Having the government stop farmfare isn't exactly stacking the deck against us, it is returning to it's proper neutral role. I for one would be happy to have lower feed costs resulting from using feed for food, not fuel.

sam    
iowa  |  April, 11, 2013 at 07:25 PM

you most not know what co-products or DDG's are.

Lee    
Dublin  |  April, 11, 2013 at 08:45 PM

Yo Samboy, if the by-products were worth much then the price of grain would not have sky rocketed!

Kirk    
Lowell, NE  |  April, 11, 2013 at 08:57 PM

Lee, if you had your head out of your ass you would realize that WDG are actually worth more than the corn itself on a pound for pound basis. Hence, the reason that they are costing us cattle feeders 100% the price of corn adjusted back to a dry matter basis. Cattle feeders in the corn belt have never had it so good. The benefits of the ethanol industry far outweigh the drawbacks. Those that cuss and deride the ethanol industry are only to lay the blame of their inadequacies on others......Hm, that sounds like a Democrat's behavior!!!

GFWSR    
USA  |  April, 12, 2013 at 06:15 AM

Unfortunately, the article completely fails to incorporate info on the damage ethanol causes to engine components, which no doubt results in tens of millions of dollars in cost a year to business' and the public.

Bill Stanley    
Texas  |  April, 12, 2013 at 07:55 AM

In April 2012, the nationwide average price of gasoline (10% ethanol) was $3.89. E-85 (85% ethanol) was $4.90 when adjusted for the lower energy produced compared to gasoline. Liberals bash oil companies when the price of gasoline increases, but say nothing about even higher ethanol prices. newsandopinions dot net

Brian    
VA  |  April, 12, 2013 at 08:00 AM

Kirk, Lee was actually correct.
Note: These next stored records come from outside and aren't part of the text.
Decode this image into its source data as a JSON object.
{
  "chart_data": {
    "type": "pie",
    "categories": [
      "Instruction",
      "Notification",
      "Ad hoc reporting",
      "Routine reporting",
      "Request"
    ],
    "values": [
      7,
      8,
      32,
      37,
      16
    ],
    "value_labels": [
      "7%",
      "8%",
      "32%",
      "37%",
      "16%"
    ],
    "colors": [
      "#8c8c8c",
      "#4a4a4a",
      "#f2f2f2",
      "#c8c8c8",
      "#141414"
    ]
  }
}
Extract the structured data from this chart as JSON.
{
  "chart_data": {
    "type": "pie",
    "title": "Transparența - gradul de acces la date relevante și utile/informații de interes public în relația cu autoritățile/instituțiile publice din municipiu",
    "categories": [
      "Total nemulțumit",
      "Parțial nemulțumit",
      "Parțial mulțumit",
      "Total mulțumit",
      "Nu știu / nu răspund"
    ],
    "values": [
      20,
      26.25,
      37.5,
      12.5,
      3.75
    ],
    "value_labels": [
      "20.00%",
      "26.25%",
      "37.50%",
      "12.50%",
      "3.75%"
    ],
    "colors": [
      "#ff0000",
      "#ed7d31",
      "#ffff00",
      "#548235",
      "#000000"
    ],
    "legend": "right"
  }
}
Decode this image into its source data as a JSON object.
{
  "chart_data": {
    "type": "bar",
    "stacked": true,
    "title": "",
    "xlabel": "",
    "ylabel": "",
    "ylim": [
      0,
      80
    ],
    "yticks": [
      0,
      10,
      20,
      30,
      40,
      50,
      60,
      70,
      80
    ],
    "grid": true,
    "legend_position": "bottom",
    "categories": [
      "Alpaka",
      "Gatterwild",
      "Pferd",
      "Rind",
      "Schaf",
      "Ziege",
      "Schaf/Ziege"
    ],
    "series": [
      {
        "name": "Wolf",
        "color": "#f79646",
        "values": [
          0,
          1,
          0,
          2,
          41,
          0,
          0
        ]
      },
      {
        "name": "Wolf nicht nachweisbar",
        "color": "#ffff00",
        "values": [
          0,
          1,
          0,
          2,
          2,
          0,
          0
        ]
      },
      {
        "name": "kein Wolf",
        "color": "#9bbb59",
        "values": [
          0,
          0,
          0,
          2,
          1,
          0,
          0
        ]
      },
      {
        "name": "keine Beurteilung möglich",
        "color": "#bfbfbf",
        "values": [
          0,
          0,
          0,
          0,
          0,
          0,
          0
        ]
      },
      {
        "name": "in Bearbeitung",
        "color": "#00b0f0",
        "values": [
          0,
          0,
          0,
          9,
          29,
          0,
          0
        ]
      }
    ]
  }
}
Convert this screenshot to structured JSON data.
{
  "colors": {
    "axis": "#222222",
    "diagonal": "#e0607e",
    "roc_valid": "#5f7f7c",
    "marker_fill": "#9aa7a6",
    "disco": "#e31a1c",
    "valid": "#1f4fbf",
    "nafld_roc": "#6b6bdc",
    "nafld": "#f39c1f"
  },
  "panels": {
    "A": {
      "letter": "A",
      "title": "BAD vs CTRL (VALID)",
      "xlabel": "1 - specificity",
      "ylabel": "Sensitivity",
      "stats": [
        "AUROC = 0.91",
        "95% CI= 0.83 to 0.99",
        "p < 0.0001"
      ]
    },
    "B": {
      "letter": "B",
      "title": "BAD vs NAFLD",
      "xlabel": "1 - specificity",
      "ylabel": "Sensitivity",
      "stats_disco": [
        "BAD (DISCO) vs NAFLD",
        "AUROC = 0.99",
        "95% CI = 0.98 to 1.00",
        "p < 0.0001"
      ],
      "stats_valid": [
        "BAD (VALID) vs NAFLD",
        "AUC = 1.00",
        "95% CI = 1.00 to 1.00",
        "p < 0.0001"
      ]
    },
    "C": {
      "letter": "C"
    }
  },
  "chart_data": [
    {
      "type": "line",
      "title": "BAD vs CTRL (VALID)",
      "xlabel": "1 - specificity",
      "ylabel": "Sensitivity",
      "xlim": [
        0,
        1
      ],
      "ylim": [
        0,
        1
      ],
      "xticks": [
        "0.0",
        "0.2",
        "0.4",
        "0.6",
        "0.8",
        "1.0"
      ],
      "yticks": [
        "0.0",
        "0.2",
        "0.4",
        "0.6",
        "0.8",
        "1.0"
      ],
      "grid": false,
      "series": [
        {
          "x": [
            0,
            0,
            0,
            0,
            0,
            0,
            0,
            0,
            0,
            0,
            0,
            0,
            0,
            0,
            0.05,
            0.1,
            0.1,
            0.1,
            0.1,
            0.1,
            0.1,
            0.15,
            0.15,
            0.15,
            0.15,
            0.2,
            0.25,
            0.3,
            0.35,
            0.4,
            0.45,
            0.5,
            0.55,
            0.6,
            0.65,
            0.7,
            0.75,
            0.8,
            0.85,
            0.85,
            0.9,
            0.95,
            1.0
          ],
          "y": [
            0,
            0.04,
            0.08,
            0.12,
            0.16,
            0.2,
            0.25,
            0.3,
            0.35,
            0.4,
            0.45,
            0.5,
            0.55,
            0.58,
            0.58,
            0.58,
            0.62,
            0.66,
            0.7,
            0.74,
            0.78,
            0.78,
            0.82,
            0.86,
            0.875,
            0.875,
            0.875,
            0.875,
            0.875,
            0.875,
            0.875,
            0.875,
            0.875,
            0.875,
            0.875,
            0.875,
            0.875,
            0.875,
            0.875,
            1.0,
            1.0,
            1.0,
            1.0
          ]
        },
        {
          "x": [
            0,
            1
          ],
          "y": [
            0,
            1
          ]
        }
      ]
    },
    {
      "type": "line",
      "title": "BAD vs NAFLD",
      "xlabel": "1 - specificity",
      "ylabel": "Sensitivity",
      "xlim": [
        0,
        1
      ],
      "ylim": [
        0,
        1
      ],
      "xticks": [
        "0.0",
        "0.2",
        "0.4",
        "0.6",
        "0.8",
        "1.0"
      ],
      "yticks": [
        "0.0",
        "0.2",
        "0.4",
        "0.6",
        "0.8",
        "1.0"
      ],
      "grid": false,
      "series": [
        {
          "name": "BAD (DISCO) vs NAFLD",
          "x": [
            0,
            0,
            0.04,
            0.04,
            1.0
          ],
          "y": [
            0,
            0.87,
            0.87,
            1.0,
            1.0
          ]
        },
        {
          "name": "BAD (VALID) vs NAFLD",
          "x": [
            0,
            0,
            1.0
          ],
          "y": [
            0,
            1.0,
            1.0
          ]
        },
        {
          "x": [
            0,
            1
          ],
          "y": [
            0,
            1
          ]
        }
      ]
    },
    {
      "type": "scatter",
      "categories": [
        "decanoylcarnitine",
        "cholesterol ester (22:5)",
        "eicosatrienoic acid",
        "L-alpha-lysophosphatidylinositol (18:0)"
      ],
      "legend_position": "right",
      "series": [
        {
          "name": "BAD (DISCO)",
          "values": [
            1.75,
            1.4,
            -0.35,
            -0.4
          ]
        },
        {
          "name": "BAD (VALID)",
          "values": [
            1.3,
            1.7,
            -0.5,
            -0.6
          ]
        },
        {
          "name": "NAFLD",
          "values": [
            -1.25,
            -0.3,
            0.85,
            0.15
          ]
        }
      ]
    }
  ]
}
What you are not accounting for is that it takes more than a pound of corn to make a pound of DDG. We produce more grain than ever before and have fewer cattle by a wide margin. Even so, feed prices have gone sky high because so much less of the grain ends up being used for feed.

Dave    
VA  |  April, 12, 2013 at 08:06 AM

Agreed. Next time the Feds try to foist another idiotic mandate on growers it should be fought tooth and nail. Nothing the government touches can succeed or be sustained in the end. I feel for those who adjusted, but it is simply unsustainable and nothing more than subsidized waste.

DirtDr    
South Dakota  |  April, 16, 2013 at 09:20 AM

Where was the Grocery Manufacturers Association a few years ago when Kraft and Kellog's almost doubled the price of cheese and cereal because of high commodity prices and NEVER reduced their price back down when milk and wheat prices fell! Were they in front of legislators then? Who is keeping the profits from then till now?